2.2.2. A remuneração dos gestores

2.2.2.2. A utilização de medidas de desempenho nos planos de remuneração

Como anteriormente referido, o sistema de remuneração dos gestores compreende normalmente uma componente base e uma componente de incentivos. Os planos de remuneração que incorporam componentes baseados em medidas de desempenho são geralmente concebidos de forma a alinhar os interesses dos gestores e dos accionistas. As medidas de desempenho podem ser financeiras (por exemplo, o resultado contabilístico) ou não financeiras (por exemplo, uma medida de desempenho individual).

Numa perspectiva de criação de valor para os accionistas, as medidas de desempenho podem ser baseadas em valores de mercado (normalmente o preço de mercado das acções) ou contabilísticos (geralmente o resultado contabilístico).

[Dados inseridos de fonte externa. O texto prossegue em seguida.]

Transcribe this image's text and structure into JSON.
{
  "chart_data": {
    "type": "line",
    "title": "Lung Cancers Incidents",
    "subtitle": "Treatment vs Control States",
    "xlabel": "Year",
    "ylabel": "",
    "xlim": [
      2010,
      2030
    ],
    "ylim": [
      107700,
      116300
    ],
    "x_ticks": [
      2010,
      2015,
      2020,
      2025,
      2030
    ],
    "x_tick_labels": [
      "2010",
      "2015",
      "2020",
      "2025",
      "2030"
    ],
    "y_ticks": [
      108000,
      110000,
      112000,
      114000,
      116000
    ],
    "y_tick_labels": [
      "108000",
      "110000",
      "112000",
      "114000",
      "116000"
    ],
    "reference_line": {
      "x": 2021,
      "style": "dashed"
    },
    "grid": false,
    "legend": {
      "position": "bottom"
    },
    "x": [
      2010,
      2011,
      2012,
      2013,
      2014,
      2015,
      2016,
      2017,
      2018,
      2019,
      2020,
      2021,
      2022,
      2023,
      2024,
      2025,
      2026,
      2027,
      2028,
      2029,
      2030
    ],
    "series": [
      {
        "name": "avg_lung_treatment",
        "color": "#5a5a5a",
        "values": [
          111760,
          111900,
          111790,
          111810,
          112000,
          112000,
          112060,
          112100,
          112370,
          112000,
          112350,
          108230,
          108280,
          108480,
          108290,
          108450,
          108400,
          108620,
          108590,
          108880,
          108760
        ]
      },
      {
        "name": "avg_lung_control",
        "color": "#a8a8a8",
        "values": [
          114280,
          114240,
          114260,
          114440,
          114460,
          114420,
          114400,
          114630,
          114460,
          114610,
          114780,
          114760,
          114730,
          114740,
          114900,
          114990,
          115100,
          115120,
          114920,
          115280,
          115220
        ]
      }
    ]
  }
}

Os factores determinantes destas medidas de desempenho assumem um papel importante sob o ponto de vista de utilização das mesmas nos sistemas de remuneração. De facto, os determinantes da cotação das acções e os critérios utilizados na preparação da informação contabilística proporcionarão um grau de informação diferente sobre a actuação dos gestores. Neste sentido, a parte atribuída a cada uma das diversas medidas de desempenho da empresa no plano de remuneração deve depender da qualidade da informação que as mesmas proporcionam acerca das acções dos gestores (Lambert e Larcker, 1987).

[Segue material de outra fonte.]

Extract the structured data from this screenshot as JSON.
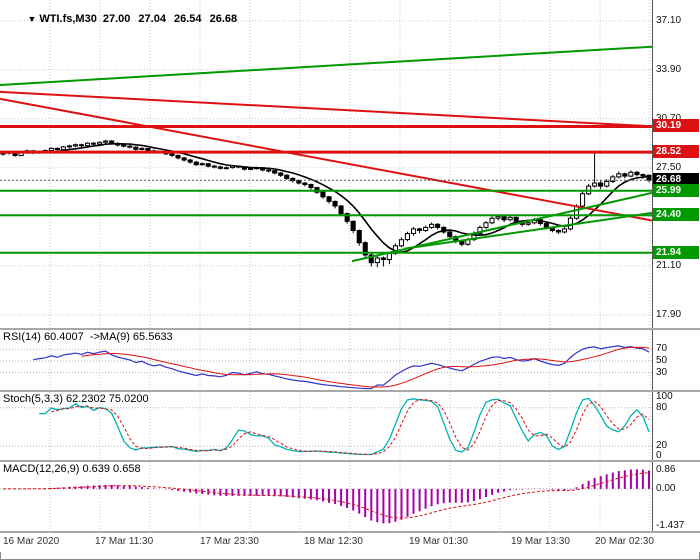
{
  "header": {
    "symbol": "WTI.fs,M30",
    "ohlc": "27.00 27.04 26.54 26.68"
  },
  "pane_labels": {
    "rsi": "RSI(14) 60.4007  ->MA(9) 65.5633",
    "stoch": "Stoch(5,3,3) 62.2302 75.0200",
    "macd": "MACD(12,26,9) 0.639 0.658"
  },
  "colors": {
    "red": "#dd1111",
    "green": "#009900",
    "grid": "#c9c9c9",
    "rsi": "#3333cc",
    "stoch": "#00b3b3",
    "macd": "#a800a8",
    "bull": "#ffffff",
    "bear": "#000000",
    "ma": "#000000"
  },
  "chart_data": {
    "type": "candlestick",
    "symbol": "WTI.fs,M30",
    "timeframe": "M30",
    "title": "WTI.fs,M30 27.00 27.04 26.54 26.68",
    "price_top": 38.45,
    "price_bottom": 16.9,
    "y_ticks": [
      37.1,
      33.9,
      30.7,
      27.5,
      24.3,
      21.1,
      17.9
    ],
    "time_labels": [
      "16 Mar 2020",
      "17 Mar 11:30",
      "17 Mar 23:30",
      "18 Mar 12:30",
      "19 Mar 01:30",
      "19 Mar 13:30",
      "20 Mar 02:30"
    ],
    "time_positions": [
      0.004,
      0.145,
      0.306,
      0.467,
      0.628,
      0.784,
      0.912
    ],
    "ma_period": 8,
    "levels": [
      {
        "label": "30.19",
        "value": 30.19,
        "color": "red"
      },
      {
        "label": "28.52",
        "value": 28.52,
        "color": "red"
      },
      {
        "label": "26.68",
        "value": 26.68,
        "color": "black",
        "style": "current"
      },
      {
        "label": "25.99",
        "value": 25.99,
        "color": "green"
      },
      {
        "label": "24.40",
        "value": 24.4,
        "color": "green"
      },
      {
        "label": "21.94",
        "value": 21.94,
        "color": "green"
      }
    ],
    "trendlines": [
      {
        "x1": 0,
        "p1": 32.9,
        "x2": 1,
        "p2": 35.4,
        "color": "green"
      },
      {
        "x1": 0,
        "p1": 32.45,
        "x2": 1,
        "p2": 30.2,
        "color": "red"
      },
      {
        "x1": 0,
        "p1": 32.0,
        "x2": 1,
        "p2": 24.05,
        "color": "red"
      },
      {
        "x1": 0.54,
        "p1": 21.4,
        "x2": 1,
        "p2": 25.85,
        "color": "green"
      },
      {
        "x1": 0.62,
        "p1": 22.2,
        "x2": 1,
        "p2": 24.55,
        "color": "green"
      }
    ],
    "indicators": {
      "rsi": {
        "period": 14,
        "ma_period": 9,
        "value": 60.4007,
        "ma_value": 65.5633,
        "ticks": [
          70,
          50,
          30
        ]
      },
      "stoch": {
        "k_period": 5,
        "slowing": 3,
        "d_period": 3,
        "k_value": 62.2302,
        "d_value": 75.02,
        "ticks": [
          100,
          80,
          20,
          0
        ],
        "grid_ticks": [
          80,
          20
        ]
      },
      "macd": {
        "fast": 12,
        "slow": 26,
        "signal": 9,
        "macd_value": 0.639,
        "signal_value": 0.658,
        "tick_top": "0.86",
        "tick_zero": "0.00",
        "tick_bottom": "-1.437"
      }
    },
    "ohlc": [
      [
        28.4,
        28.55,
        28.28,
        28.45
      ],
      [
        28.45,
        28.6,
        28.35,
        28.52
      ],
      [
        28.52,
        28.58,
        28.22,
        28.3
      ],
      [
        28.3,
        28.52,
        28.24,
        28.46
      ],
      [
        28.46,
        28.68,
        28.4,
        28.6
      ],
      [
        28.6,
        28.66,
        28.38,
        28.48
      ],
      [
        28.48,
        28.62,
        28.4,
        28.56
      ],
      [
        28.56,
        28.7,
        28.46,
        28.62
      ],
      [
        28.62,
        28.84,
        28.55,
        28.76
      ],
      [
        28.76,
        28.82,
        28.58,
        28.68
      ],
      [
        28.68,
        28.92,
        28.6,
        28.86
      ],
      [
        28.86,
        29.0,
        28.76,
        28.92
      ],
      [
        28.92,
        29.08,
        28.84,
        29.0
      ],
      [
        29.0,
        29.06,
        28.82,
        28.94
      ],
      [
        28.94,
        29.16,
        28.88,
        29.1
      ],
      [
        29.1,
        29.18,
        28.94,
        29.04
      ],
      [
        29.04,
        29.22,
        28.98,
        29.16
      ],
      [
        29.16,
        29.32,
        29.06,
        29.24
      ],
      [
        29.24,
        29.3,
        29.0,
        29.08
      ],
      [
        29.08,
        29.16,
        28.88,
        28.98
      ],
      [
        28.98,
        29.06,
        28.82,
        28.9
      ],
      [
        28.9,
        28.98,
        28.76,
        28.84
      ],
      [
        28.84,
        28.9,
        28.62,
        28.7
      ],
      [
        28.7,
        28.84,
        28.64,
        28.76
      ],
      [
        28.76,
        28.8,
        28.52,
        28.6
      ],
      [
        28.6,
        28.68,
        28.42,
        28.5
      ],
      [
        28.5,
        28.62,
        28.44,
        28.55
      ],
      [
        28.55,
        28.6,
        28.32,
        28.4
      ],
      [
        28.4,
        28.48,
        28.2,
        28.3
      ],
      [
        28.3,
        28.36,
        28.04,
        28.14
      ],
      [
        28.14,
        28.22,
        27.9,
        28.0
      ],
      [
        28.0,
        28.08,
        27.76,
        27.86
      ],
      [
        27.86,
        27.94,
        27.62,
        27.7
      ],
      [
        27.7,
        27.84,
        27.64,
        27.76
      ],
      [
        27.76,
        27.8,
        27.52,
        27.6
      ],
      [
        27.6,
        27.68,
        27.46,
        27.55
      ],
      [
        27.55,
        27.62,
        27.38,
        27.45
      ],
      [
        27.45,
        27.58,
        27.4,
        27.5
      ],
      [
        27.5,
        27.68,
        27.44,
        27.6
      ],
      [
        27.6,
        27.66,
        27.46,
        27.55
      ],
      [
        27.55,
        27.6,
        27.32,
        27.4
      ],
      [
        27.4,
        27.52,
        27.34,
        27.45
      ],
      [
        27.45,
        27.56,
        27.38,
        27.5
      ],
      [
        27.5,
        27.54,
        27.26,
        27.35
      ],
      [
        27.35,
        27.42,
        27.2,
        27.3
      ],
      [
        27.3,
        27.36,
        27.06,
        27.15
      ],
      [
        27.15,
        27.22,
        26.9,
        27.0
      ],
      [
        27.0,
        27.08,
        26.7,
        26.8
      ],
      [
        26.8,
        26.88,
        26.54,
        26.65
      ],
      [
        26.65,
        26.72,
        26.4,
        26.5
      ],
      [
        26.5,
        26.56,
        26.28,
        26.4
      ],
      [
        26.4,
        26.46,
        26.06,
        26.2
      ],
      [
        26.2,
        26.26,
        25.78,
        25.9
      ],
      [
        25.9,
        25.96,
        25.46,
        25.6
      ],
      [
        25.6,
        25.66,
        25.16,
        25.3
      ],
      [
        25.3,
        25.36,
        24.84,
        25.0
      ],
      [
        25.0,
        25.06,
        24.34,
        24.5
      ],
      [
        24.5,
        24.58,
        23.84,
        24.0
      ],
      [
        24.0,
        24.06,
        23.22,
        23.4
      ],
      [
        23.4,
        23.46,
        22.4,
        22.6
      ],
      [
        22.6,
        22.7,
        21.55,
        21.8
      ],
      [
        21.8,
        21.95,
        21.05,
        21.3
      ],
      [
        21.3,
        21.75,
        21.0,
        21.6
      ],
      [
        21.6,
        21.7,
        21.05,
        21.5
      ],
      [
        21.5,
        22.0,
        21.2,
        21.9
      ],
      [
        21.9,
        22.55,
        21.8,
        22.4
      ],
      [
        22.4,
        22.95,
        22.3,
        22.8
      ],
      [
        22.8,
        23.32,
        22.7,
        23.2
      ],
      [
        23.2,
        23.62,
        23.05,
        23.5
      ],
      [
        23.5,
        23.58,
        23.22,
        23.4
      ],
      [
        23.4,
        23.72,
        23.3,
        23.6
      ],
      [
        23.6,
        23.92,
        23.5,
        23.8
      ],
      [
        23.8,
        23.88,
        23.46,
        23.6
      ],
      [
        23.6,
        23.68,
        23.18,
        23.3
      ],
      [
        23.3,
        23.38,
        22.86,
        23.0
      ],
      [
        23.0,
        23.08,
        22.56,
        22.7
      ],
      [
        22.7,
        22.78,
        22.36,
        22.5
      ],
      [
        22.5,
        22.92,
        22.4,
        22.8
      ],
      [
        22.8,
        23.34,
        22.7,
        23.2
      ],
      [
        23.2,
        23.72,
        23.1,
        23.6
      ],
      [
        23.6,
        24.02,
        23.5,
        23.9
      ],
      [
        23.9,
        24.32,
        23.8,
        24.2
      ],
      [
        24.2,
        24.42,
        24.05,
        24.3
      ],
      [
        24.3,
        24.38,
        23.95,
        24.1
      ],
      [
        24.1,
        24.36,
        24.0,
        24.25
      ],
      [
        24.25,
        24.32,
        23.88,
        24.0
      ],
      [
        24.0,
        24.08,
        23.66,
        23.8
      ],
      [
        23.8,
        24.02,
        23.7,
        23.9
      ],
      [
        23.9,
        24.22,
        23.8,
        24.1
      ],
      [
        24.1,
        24.16,
        23.72,
        23.85
      ],
      [
        23.85,
        23.92,
        23.46,
        23.6
      ],
      [
        23.6,
        23.66,
        23.28,
        23.4
      ],
      [
        23.4,
        23.48,
        23.16,
        23.3
      ],
      [
        23.3,
        23.62,
        23.2,
        23.5
      ],
      [
        23.5,
        24.34,
        23.4,
        24.2
      ],
      [
        24.2,
        25.12,
        24.1,
        25.0
      ],
      [
        25.0,
        25.95,
        24.9,
        25.8
      ],
      [
        25.8,
        26.45,
        25.7,
        26.3
      ],
      [
        26.3,
        28.6,
        26.2,
        26.5
      ],
      [
        26.5,
        26.7,
        26.1,
        26.3
      ],
      [
        26.3,
        26.75,
        26.2,
        26.6
      ],
      [
        26.6,
        27.02,
        26.5,
        26.9
      ],
      [
        26.9,
        27.25,
        26.8,
        27.1
      ],
      [
        27.1,
        27.18,
        26.8,
        26.95
      ],
      [
        26.95,
        27.32,
        26.88,
        27.2
      ],
      [
        27.2,
        27.28,
        26.92,
        27.05
      ],
      [
        27.05,
        27.12,
        26.76,
        27.0
      ],
      [
        27.0,
        27.04,
        26.54,
        26.68
      ]
    ]
  }
}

O desempenho das acções no mercado é uma variável que proporciona informação sobre a actuação dos gestores (uma vez que incorpora informação sobre as alterações na situação económica da empresa que estão associadas com acontecimentos passados e actuais), mas também incorpora factores que não dependem da actuação dos gestores. Por sua vez a informação financeira é considerada como uma medida histórica que fornece informação sobre a actuação passada dos gestores, pois permite, entre outros, determinar "the value-added contributed by the manager" (Paul, 1992, p. 496).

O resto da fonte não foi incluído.